My dad didn’t want me to be like them. I think they reminded him too much of himself at their age. He wanted me to go to school and do well and leave the Bluff and be something.
He would say, ‘The world’s very big’, although I don’t know how he knew that, because he never saw any of it himself.
We would walk down at sunset and he’d sit on the sand and watch while I scoured the shoreline for leftovers from the day. Once I found a T-shirt, and another time a pair of plastic sunglasses.
Then, as time went on, when we walked down he started taking short rests. At first he pretended to be adjusting his socks or tying his laces, but after a while he stopped pretending and just sat on a step, looking out at the sea. We watched a man catch a shark from the rocks and I wondered how he managed to cast his line all the way to the other side of the shark nets.
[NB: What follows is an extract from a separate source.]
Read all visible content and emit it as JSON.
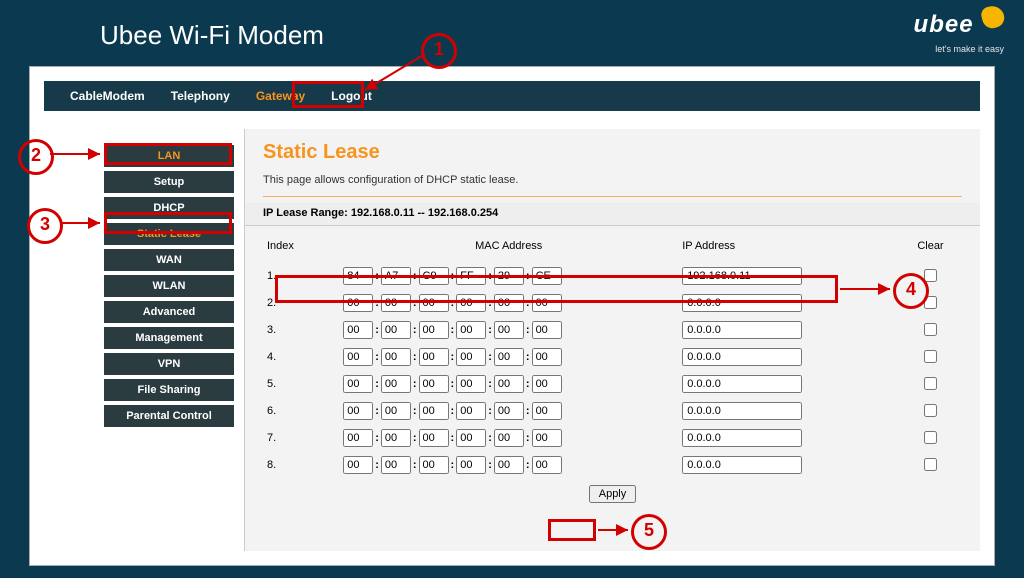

Once I was at the beach on my own and a couple of the older kids at the café tried to make me smoke a cigarette and laughed at me when I wouldn’t and I went home in tears. I tried not to tell my dad, but he found out and he insisted on going down to give them a piece of his mind. It took him a long time to walk down because he had to stop a lot by then, and I went with him but I was praying that the kids would have gone home already. They had gone, so my dad shouted at some other kids instead.
A little after that my dad stopped walking down to the beach. He kept saying ‘We’ll do it this week, I promise’, but after a while I stopped asking. Then he went into the hospital, then a while after that my mom received a phone call in the middle of the night. On the day of his funeral I walked down to the beach by myself, down those steep steps. They didn’t seem so bad back then, but nowadays when I walk them I’ve noticed they’re getting steeper and steeper.
I did get off the Bluff, and I found that the world really is big, but nothing is as big as the Indian Ocean when you’re sitting on those grey concrete stairs, trying to catch your breath.